I've heard conflicting information from different sources, and I'm not really sure which one to believe. As such, I'll post what I understand and ask for corrections. Let's say I want to use a 2D matrix. There are three ways that I can do this (at least that I know of).
1:
int i;
char **matrix;
matrix = malloc(50 * sizeof(char *));
for(i = 0; i < 50; i++)
matrix[i] = malloc(50);
2:
int i;
int rowSize = 50;
int pointerSize = 50 * sizeof(char *);
int dataSize = 50 * 50;
char **matrix;
matrix = malloc(dataSize + pointerSize);
char *pData = matrix + pointerSize - rowSize;
for(i = 0; i < 50; i++) {
pData += rowSize;
matrix[i] = pData;
}
3:
//instead of accessing matrix[i][j] here, we would access matrix[i * 50 + j]

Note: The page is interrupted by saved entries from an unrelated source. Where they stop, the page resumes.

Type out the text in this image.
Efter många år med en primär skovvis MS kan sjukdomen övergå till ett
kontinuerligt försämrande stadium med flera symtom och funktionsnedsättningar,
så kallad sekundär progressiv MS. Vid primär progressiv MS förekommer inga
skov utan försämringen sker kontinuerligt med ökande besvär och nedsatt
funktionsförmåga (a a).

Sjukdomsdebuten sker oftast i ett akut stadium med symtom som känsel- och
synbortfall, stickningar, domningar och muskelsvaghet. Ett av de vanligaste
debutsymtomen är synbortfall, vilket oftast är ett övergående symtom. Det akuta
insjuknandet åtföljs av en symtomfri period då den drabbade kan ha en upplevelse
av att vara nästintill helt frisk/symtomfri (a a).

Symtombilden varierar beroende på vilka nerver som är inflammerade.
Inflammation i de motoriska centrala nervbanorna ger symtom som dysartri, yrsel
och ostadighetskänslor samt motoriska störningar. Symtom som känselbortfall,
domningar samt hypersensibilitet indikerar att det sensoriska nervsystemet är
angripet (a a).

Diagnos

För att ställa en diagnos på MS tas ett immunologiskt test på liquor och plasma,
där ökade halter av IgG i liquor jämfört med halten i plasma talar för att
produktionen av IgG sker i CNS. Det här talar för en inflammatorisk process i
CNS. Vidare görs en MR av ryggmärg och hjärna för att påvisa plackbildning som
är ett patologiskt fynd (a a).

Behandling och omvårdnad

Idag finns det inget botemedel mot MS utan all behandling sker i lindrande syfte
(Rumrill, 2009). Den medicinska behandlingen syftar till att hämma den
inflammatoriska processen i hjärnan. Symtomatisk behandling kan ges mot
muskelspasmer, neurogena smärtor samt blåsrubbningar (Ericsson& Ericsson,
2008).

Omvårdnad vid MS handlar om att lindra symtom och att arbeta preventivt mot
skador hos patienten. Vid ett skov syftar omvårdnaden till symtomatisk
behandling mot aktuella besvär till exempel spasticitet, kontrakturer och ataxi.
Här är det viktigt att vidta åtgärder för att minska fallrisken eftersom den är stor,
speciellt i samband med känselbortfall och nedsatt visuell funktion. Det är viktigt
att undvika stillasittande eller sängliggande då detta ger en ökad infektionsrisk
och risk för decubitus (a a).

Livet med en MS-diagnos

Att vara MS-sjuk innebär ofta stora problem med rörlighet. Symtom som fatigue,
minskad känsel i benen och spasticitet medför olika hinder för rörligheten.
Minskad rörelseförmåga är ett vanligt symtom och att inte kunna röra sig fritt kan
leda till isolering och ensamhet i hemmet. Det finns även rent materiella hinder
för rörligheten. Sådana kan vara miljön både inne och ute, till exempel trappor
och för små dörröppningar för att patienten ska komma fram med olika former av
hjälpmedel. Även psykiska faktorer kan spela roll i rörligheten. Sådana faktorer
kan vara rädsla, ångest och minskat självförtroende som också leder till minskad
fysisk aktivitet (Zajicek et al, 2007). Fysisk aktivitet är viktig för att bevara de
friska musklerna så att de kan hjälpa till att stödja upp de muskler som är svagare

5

char *matrix = malloc(50 * 50);
In terms of memory usage, my understanding is that 3 is the most efficient, 2 is next, and 1 is least efficient, for the reasons below:
3: There is only one pointer and one allocation, and therefore, minimal overhead.
2: Once again, there is only one allocation, but there are now 51 pointers. This means there is 50 * sizeof(char *) more overhead.
1: There are 51 allocations and 51 pointers, causing the most overhead of all options.
In terms of performance, once again my understanding is that 3 is the most efficient, 2 is next, and 1 is least efficient. Reasons being:
3: Only one memory access is needed. We will have to do a multiplication and an addition as opposed to two additions (as in the case of a pointer to a pointer), but memory access is slow enough that this doesn't matter.
2: We need two memory accesses; once to get a char *, and then to the appropriate char. Only two additions are performed here (once to get to the correct char * pointer from the original memory location, and once to get to the correct char variable from wherever the char * points to), so multiplication (which is slower than addition) is not required. However, on modern CPUs, multiplication is faster than memory access, so this point is moot.
1: Same issues as 2, but now the memory isn't contiguous. This causes cache misses and extra page table lookups, making it the least efficient of the lot.
First and foremost: Is this correct? Second: Is there an option 4 that I am missing that would be even more efficient?